Костер в белой ночи | страница 37



— Давай, давай, однако, некогда! Быстра нада! Олень совсем зазяб. Кушать хочет. Бежать хочет! Быстро надо, — заторопил он меня, заметался по избе, что-то разыскивая.

Степа был заметно навеселе, но от посожка отказался.

— Непьющий, — сказал он и откровенно дыхнул на меня легким запашком недавно выпитого спирта. — Бежим!

Мороз под пятьдесят. Деревья над Авлаканом будто бы остекленели. Кажется, крикни в эту безмолвность — и мигом рассыплется мир на тысячи звонких льдинок.

Пар от нашего и оленьего дыхания висит позади длинной-длинной нетающей полосой.
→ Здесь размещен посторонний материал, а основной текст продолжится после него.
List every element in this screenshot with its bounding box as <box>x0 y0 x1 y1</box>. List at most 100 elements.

Точно так же высоко в небе оставляет за собой след самолет.

Степа иногда останавливает оленей, и мы осторожно обламываем с их ноздрей и губ лед.
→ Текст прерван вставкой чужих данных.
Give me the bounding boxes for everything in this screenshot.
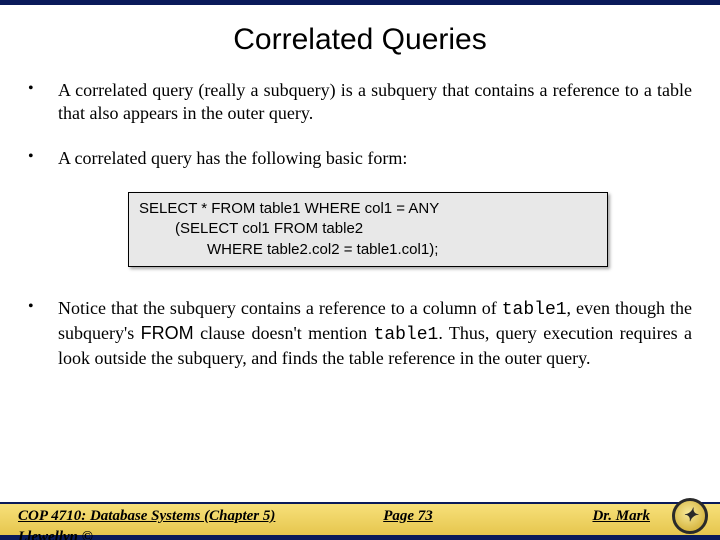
code-block: SELECT * FROM table1 WHERE col1 = ANY (S… xyxy=(128,192,608,267)
logo-seal: ✦ xyxy=(672,498,708,534)
code-line: (SELECT col1 FROM table2 xyxy=(139,219,597,239)
footer: COP 4710: Database Systems (Chapter 5) P… xyxy=(0,502,720,540)
bullet-item: • A correlated query has the following b… xyxy=(28,147,692,170)
footer-page: Page 73 xyxy=(318,508,498,525)
slide-body: • A correlated query (really a subquery)… xyxy=(0,79,720,370)
bullet-item: • Notice that the subquery contains a re… xyxy=(28,297,692,370)
text-run: clause doesn't mention xyxy=(194,323,374,343)
bullet-marker: • xyxy=(28,79,58,125)
code-line: SELECT * FROM table1 WHERE col1 = ANY xyxy=(139,199,597,219)
seal-star-icon: ✦ xyxy=(682,505,697,526)
bullet-text: Notice that the subquery contains a refe… xyxy=(58,297,692,370)
code-inline: table1 xyxy=(502,300,567,320)
footer-left: COP 4710: Database Systems (Chapter 5) xyxy=(18,508,318,525)
slide: Correlated Queries • A correlated query … xyxy=(0,0,720,540)
keyword: FROM xyxy=(141,323,194,343)
bullet-text: A correlated query has the following bas… xyxy=(58,147,692,170)
bullet-text: A correlated query (really a subquery) i… xyxy=(58,79,692,125)
bullet-marker: • xyxy=(28,147,58,170)
text-run: Notice that the subquery contains a refe… xyxy=(58,298,502,318)
slide-title: Correlated Queries xyxy=(0,23,720,57)
code-line: WHERE table2.col2 = table1.col1); xyxy=(139,240,597,260)
bullet-marker: • xyxy=(28,297,58,370)
footer-overflow: Llewellyn © xyxy=(18,529,93,540)
bullet-item: • A correlated query (really a subquery)… xyxy=(28,79,692,125)
code-inline: table1 xyxy=(374,325,439,345)
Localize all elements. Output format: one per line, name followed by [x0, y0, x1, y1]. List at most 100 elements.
Пробежали высокий окатистый холм, густо поросший лиственницей, елью и березой, с лысой вершиной. Место это зовется Крест. О нем Степа рассказал легенду.

Давно-давно с первым льдом направился в тайгу жадный купец, решил опередить своих конкурентов: «Всю пушнину заберу, в барыше буду». Да только встал на пути Авлакана могучий холм. Бросились на него стрежневые волны, начали льдины на берег выпирать. Захороводилась вокруг вода, закрутилось крошево. Сверху еще льдины сбежали, заторило ледоход, река силу набирать стала. И в самую круговерть с крошевом и льдинами занесло купеческий шитик. Опрокинуло, раздавило, как гнилой орех. Купец тонуть стал. Был он мусульманин, стал на помощь аллаха призывать, не помогает аллах — не слышит.

Взмолился купец: «Помоги мне, русский бог, коли аллах не слышит! На холме тебе крест поставлю». Но и русский бог купца не услышал. Он уже ко дну пошел, да увидел его с берега эвенк-охотник. Спас купца. Говорил ему: «В тайге человек к человеку идет. Человек человеку помотает. Будешь так жить — хорошо будет. Нет? Не поможет тебе ни аллах, ни бог».

Купец охотника выслушал, ухмыльнулся. Крест все-таки на холме поставил — большой, деревянный. А вот человеку навстречу никогда не ходил. И погиб скоро: съел его амака, а крест сгнил и рухнул.

Синяя, безмолвная ночь. Старый месяц умер, новый еще не народился. Звезды осыпали небо, теплятся, перемигиваются, путаются в рогах оленей. Молоденький олененок жмется к моим нартам, заглядывает в лицо, отогревая его своим дыханием.

Мороз крепчает. И звон конгилона наполняет всю ночь.

— Эй, паря, — кричит Степа, — однако, курить надо, кровь греть надо! — Он останавливает оленей.

Закуриваем.

— Степа, а ты можешь спеть песню каюра? Свою песню эвенка?